Slapped with an eviction order, the residents staged a picket and demanded the developer and DBKL to build them low-cost houses.
“Light festival darkened” read one banner as some 40 residents staged a picket at the entrance of their century-old settlement this afternoon.
The 30-minute picket saw the residents holding black flags and displaying banners that read among others “One Malaysia, one family, one house” and “Safeguard Kg Railway residents’ rights”.
On Oct 30, High Court declared Sentul Raya as the rightful owner of the land and issued the eviction order.
The residents now demanding the Kuala Lumpur City Hall (DBKL) and Sentul Raya to issue a letter of commitment to fulfill their earlier promises of building low-cost apartments as compensation.
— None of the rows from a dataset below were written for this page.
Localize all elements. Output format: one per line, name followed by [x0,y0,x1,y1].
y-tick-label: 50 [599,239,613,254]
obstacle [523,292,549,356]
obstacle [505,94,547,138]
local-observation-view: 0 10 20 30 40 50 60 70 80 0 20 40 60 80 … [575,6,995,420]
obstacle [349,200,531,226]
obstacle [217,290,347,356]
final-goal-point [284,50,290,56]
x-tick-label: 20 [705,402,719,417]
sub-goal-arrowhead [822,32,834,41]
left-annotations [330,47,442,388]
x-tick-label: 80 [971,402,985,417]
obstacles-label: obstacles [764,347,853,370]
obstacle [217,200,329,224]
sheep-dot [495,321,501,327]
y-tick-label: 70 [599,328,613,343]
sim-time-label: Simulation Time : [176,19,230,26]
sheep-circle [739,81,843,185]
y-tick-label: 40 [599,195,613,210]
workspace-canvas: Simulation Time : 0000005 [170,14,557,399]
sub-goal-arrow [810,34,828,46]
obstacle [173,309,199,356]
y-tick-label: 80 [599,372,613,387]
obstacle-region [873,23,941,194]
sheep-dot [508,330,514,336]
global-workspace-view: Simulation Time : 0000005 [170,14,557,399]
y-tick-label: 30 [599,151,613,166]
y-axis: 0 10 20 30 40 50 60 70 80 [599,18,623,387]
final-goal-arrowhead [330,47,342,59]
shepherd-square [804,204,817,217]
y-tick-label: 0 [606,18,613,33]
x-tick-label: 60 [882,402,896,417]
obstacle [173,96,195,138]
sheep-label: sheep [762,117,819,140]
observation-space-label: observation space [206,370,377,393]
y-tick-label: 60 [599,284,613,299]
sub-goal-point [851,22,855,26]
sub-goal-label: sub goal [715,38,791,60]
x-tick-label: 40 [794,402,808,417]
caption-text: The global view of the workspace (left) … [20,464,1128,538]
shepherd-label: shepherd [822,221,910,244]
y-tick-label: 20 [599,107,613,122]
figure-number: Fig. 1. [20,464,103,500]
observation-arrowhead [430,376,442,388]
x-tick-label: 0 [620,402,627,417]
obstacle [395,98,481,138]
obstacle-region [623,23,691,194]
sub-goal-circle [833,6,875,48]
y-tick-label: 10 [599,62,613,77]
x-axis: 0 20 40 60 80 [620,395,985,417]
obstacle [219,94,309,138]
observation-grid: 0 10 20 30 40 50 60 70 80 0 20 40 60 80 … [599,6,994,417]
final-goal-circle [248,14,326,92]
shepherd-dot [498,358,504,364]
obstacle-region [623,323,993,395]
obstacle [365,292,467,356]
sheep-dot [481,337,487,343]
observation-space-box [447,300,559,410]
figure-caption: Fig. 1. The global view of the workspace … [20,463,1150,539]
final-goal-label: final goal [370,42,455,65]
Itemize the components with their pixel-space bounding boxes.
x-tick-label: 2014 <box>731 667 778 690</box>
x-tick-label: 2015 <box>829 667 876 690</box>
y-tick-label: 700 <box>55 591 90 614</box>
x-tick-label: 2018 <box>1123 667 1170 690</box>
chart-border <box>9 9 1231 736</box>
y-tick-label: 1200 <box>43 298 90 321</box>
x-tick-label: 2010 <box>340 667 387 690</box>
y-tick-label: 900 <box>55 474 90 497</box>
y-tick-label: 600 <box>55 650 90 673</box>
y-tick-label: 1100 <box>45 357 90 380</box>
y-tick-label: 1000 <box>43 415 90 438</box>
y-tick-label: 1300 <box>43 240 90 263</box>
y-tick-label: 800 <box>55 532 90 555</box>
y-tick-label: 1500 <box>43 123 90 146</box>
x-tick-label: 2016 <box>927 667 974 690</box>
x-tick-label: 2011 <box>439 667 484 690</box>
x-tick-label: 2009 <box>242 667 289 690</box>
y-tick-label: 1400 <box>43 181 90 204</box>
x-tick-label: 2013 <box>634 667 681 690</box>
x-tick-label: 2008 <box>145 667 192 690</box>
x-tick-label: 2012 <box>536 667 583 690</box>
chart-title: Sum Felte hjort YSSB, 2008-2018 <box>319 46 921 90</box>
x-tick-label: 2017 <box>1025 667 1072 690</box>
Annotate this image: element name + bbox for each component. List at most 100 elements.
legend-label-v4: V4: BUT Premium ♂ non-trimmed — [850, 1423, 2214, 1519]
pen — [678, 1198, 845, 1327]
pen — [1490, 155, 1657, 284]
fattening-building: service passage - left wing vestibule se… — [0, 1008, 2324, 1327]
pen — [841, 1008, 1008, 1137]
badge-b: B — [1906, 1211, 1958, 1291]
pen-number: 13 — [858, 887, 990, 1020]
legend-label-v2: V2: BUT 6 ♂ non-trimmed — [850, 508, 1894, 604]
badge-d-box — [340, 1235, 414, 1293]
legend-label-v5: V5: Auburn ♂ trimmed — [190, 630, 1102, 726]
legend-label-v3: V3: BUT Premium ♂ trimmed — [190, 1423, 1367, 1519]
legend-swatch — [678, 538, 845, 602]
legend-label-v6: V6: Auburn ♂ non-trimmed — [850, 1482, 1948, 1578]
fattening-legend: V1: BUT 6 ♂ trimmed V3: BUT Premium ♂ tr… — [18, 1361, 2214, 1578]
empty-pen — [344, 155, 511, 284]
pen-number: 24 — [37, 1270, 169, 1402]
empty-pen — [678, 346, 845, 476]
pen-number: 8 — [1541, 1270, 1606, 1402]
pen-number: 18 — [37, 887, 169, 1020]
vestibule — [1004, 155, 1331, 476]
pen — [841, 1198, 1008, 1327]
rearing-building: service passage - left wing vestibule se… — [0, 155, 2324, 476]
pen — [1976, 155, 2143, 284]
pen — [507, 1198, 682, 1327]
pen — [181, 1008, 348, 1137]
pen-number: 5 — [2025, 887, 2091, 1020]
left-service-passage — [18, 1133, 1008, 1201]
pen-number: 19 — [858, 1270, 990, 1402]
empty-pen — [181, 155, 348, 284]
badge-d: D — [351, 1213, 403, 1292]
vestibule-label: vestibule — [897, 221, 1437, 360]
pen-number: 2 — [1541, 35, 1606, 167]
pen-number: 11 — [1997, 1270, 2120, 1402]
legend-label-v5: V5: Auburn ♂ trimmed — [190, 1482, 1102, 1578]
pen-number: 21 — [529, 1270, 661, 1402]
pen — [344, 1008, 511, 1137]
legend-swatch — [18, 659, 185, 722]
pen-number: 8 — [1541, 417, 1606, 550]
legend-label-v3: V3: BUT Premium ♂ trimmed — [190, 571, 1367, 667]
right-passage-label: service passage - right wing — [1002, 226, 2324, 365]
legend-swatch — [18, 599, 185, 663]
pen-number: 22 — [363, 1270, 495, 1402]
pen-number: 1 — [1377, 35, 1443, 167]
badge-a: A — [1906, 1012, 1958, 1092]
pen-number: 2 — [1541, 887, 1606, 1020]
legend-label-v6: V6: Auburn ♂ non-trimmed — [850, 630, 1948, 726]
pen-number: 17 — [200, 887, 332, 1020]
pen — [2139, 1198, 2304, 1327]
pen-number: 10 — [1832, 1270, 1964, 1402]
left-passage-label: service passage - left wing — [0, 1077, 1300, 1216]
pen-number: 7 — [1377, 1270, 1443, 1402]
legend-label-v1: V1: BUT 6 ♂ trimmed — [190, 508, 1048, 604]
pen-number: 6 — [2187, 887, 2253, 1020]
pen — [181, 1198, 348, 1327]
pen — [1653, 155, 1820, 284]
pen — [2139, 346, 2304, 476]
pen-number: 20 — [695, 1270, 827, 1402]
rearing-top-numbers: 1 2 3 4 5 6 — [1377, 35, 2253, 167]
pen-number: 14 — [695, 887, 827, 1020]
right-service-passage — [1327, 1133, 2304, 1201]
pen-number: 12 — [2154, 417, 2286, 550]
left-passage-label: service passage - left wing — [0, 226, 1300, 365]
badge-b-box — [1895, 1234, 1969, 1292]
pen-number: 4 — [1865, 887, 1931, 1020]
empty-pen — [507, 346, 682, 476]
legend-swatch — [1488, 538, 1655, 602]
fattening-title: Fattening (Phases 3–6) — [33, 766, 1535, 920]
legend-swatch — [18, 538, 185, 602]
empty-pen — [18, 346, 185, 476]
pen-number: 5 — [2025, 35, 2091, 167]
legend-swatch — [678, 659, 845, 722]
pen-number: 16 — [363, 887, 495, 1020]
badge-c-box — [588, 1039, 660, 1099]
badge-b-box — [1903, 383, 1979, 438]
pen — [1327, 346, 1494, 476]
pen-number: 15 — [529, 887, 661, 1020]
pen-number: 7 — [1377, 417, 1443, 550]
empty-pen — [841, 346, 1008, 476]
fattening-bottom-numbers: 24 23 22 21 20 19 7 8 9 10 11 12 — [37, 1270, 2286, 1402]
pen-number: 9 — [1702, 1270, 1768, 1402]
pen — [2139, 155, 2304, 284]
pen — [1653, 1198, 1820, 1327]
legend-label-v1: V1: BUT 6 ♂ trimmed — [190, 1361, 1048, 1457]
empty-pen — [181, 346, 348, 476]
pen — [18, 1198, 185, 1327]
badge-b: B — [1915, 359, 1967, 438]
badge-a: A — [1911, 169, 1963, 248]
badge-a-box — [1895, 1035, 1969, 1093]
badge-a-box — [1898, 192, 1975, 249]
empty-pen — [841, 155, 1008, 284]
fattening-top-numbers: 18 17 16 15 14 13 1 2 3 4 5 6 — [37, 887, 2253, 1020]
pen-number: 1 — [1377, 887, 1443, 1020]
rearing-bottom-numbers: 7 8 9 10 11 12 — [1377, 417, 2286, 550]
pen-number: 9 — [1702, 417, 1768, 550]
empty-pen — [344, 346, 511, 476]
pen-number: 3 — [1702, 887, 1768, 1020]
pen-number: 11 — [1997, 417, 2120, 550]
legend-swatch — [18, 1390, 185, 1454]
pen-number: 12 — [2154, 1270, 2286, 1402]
Their lawyer Abdul Rashid Ibrahim said the residents are not requesting a free unit but agreed to pay at a discounted price to own a unit.
He said prior to the court decision, Deputy Minister of Federal Territories and Urban Wellbeing M. Saravanan pledged that low-cost apartments will be built by the developer in a meeting with the residents at Sentul Pasar.
He claimed that Saravaman reaffirmed the statement before the court handed down its decision on Oct 31.
The residents were informed that they would obtain the commitment letter from the developer regarding the building of low-cost apartments on Nov 4.
“However, they have yet to receive such a letter,” said Abdul Rashid.
It is understood that another 31 residents represented by Hindraf de facto leader P Uthayakumar are seeking a declaration that the village is national heritage and a plot of land to be given to each family.
Batu MP Tian Chua, who was also present, urged the residents to protest in front of the Prime Minister’s Office or the developer’s office should they fail to resolve the matter after Deepavali.
“Saravanan promised to have a discussion after the court proceeding is done. But again there is no meeting. People are running out of patience,” he said.
Kg Railway residents action committee chairman Darshan Singh said only DBKL and the developer could return the “light” the residents needed for Deepavali.
“We never say this land belongs to us, but we were pioneer residents who have been paying rental and assessment fees until 2009. We hope they can fulfill their promises,” he said.